Why Does 40x Appear in the Quadratic Equation Transformation?

[Tlark10]

Homework Statement

I can't determine where the 40x comes from.
From: 4x + 5 = 8√(1 - x)
To: 16x^2 +40x + 25 = 64 - 64x^2

Homework Equations

√1-x^2 = √1-x *√x+1

The Attempt at a Solution

4x + 5 = 8√(1-x)
4x^2 + 5^2 = (8 - 8x)*(8x + 8)
16x^2 +25 = 64 - 64x^2

 

[member 587159]

Homework Statement

I can't determine where the 40x comes from.
From: 4x + 5 = 8√(1 - x)
To: 16x^2 +40x + 25 = 64 - 64x^2

Homework Equations

√1-x^2 = √1-x *√x+1

The Attempt at a Solution

4x + 5 = 8√(1-x)
4x^2 + 5^2 = (8 - 8x)*(8x + 8)
16x^2 +25 = 64 - 64x^2

What is (a+b)^2 equal to?

 

[Tlark10]

What is (a+b)^2 equal to?

I am not sure what you mean?

 

[Tlark10]

What is (a+b)^2 equal to?

(a+b)^2 = a^2 + b^2

 

[member 587159]

(a+b)^2 = a^2 + b^2

this is a frequently made mistake.

Well (a+b)^2 = (a+b)(a+b) = ...
Use distributivity

 

[Tlark10]

this is a frequently made mistake.

Well (a+b)^2 = (a+b)(a+b) = ...
Use distributivity

Ahhhh I see, thank you!

 

[Mark44]

Homework Statement

I can't determine where the 40x comes from.
From: 4x + 5 = 8√(1 - x)
To: 16x^2 +40x + 25 = 64 - 64x^2

Homework Equations

√1-x^2 = √1-x *√x+1

The Attempt at a Solution

4x + 5 = 8√(1-x)
4x^2 + 5^2 = (8 - 8x)*(8x + 8)

What you wrote as a relevant equation doesn't apply here. $[8\sqrt{1 - x}]^2 \ne (8 - 8x)(8x + 8)$

16x^2 +25 = 64 - 64x^2

 

[chwala]

alternatively $4x+5=8√(1-x)$, can be expressed as, $(4x+5)^2=64(1-x)$

 

[member 587159]

alternatively $4x+5=8√(1-x)$, can be expressed as, $(4x+5)^2=64(1-x)$

One should be careful because those might not be equivalent.

 

[chwala]

ok elaborate please.

 

[member 587159]

ok elaborate please.

The first equation (the original one) has one solution for x.
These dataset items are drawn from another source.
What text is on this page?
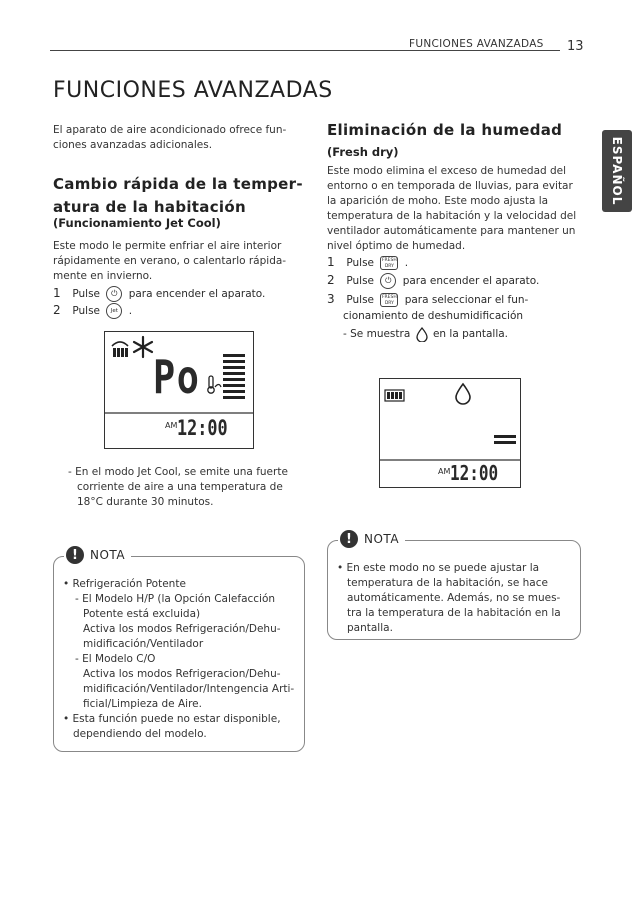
FUNCIONES AVANZADAS 13
ESPAÑOL
FUNCIONES AVANZADAS
El aparato de aire acondicionado ofrece fun-
ciones avanzadas adicionales.
Cambio rápida de la temper-
atura de la habitación
(Funcionamiento Jet Cool)
Este modo le permite enfriar el aire interior
rápidamente en verano, o calentarlo rápida-
mente en invierno.
1 Pulse ⏻ para encender el aparato.
2 Pulse Jet .
Po
AM 12:00
- En el modo Jet Cool, se emite una fuerte
corriente de aire a una temperatura de
18°C durante 30 minutos.
• Refrigeración Potente
- El Modelo H/P (la Opción Calefacción
Potente está excluida)
Activa los modos Refrigeración/Dehu-
midificación/Ventilador
- El Modelo C/O
Activa los modos Refrigeracion/Dehu-
midificación/Ventilador/Intengencia Arti-
ficial/Limpieza de Aire.
• Esta función puede no estar disponible,
dependiendo del modelo.
!	NOTA
Eliminación de la humedad
(Fresh dry)
Este modo elimina el exceso de humedad del
entorno o en temporada de lluvias, para evitar
la aparición de moho. Este modo ajusta la
temperatura de la habitación y la velocidad del
ventilador automáticamente para mantener un
nivel óptimo de humedad.
1 Pulse FRESH
DRY .
2 Pulse ⏻ para encender el aparato.
3 Pulse FRESH
DRY para seleccionar el fun-
cionamiento de deshumidificación
- Se muestra en la pantalla.
AM 12:00
• En este modo no se puede ajustar la
temperatura de la habitación, se hace
automáticamente. Además, no se mues-
tra la temperatura de la habitación en la
pantalla.
!	NOTA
The second one has 2 solutions for x. We use indeed that => but to make sure you can use <=> you have to say that one solution for x is not valid.

 

[Mark44]

ok elaborate please.

The basic idea is that if you square both sides of an equation, the new equation might have solutions that don't satisfy the original equation. Here's a very simple example:

(Eqn 1) x = -2
Square both sides to get
(Eqn 2) $x^2 = 4$
The first equation has -2 as its solution. The second equation has -2 and 2 as its solutions.

 

[chwala]

agreed , we can have the two solutions as stated in post 12 ,but we can go ahead and state that one solution does not satisfy the equation, my take in post number 8, is to indicate that one way of solving such quadratics is by squaring both sides, then determine later which solutions satisfy the original equation.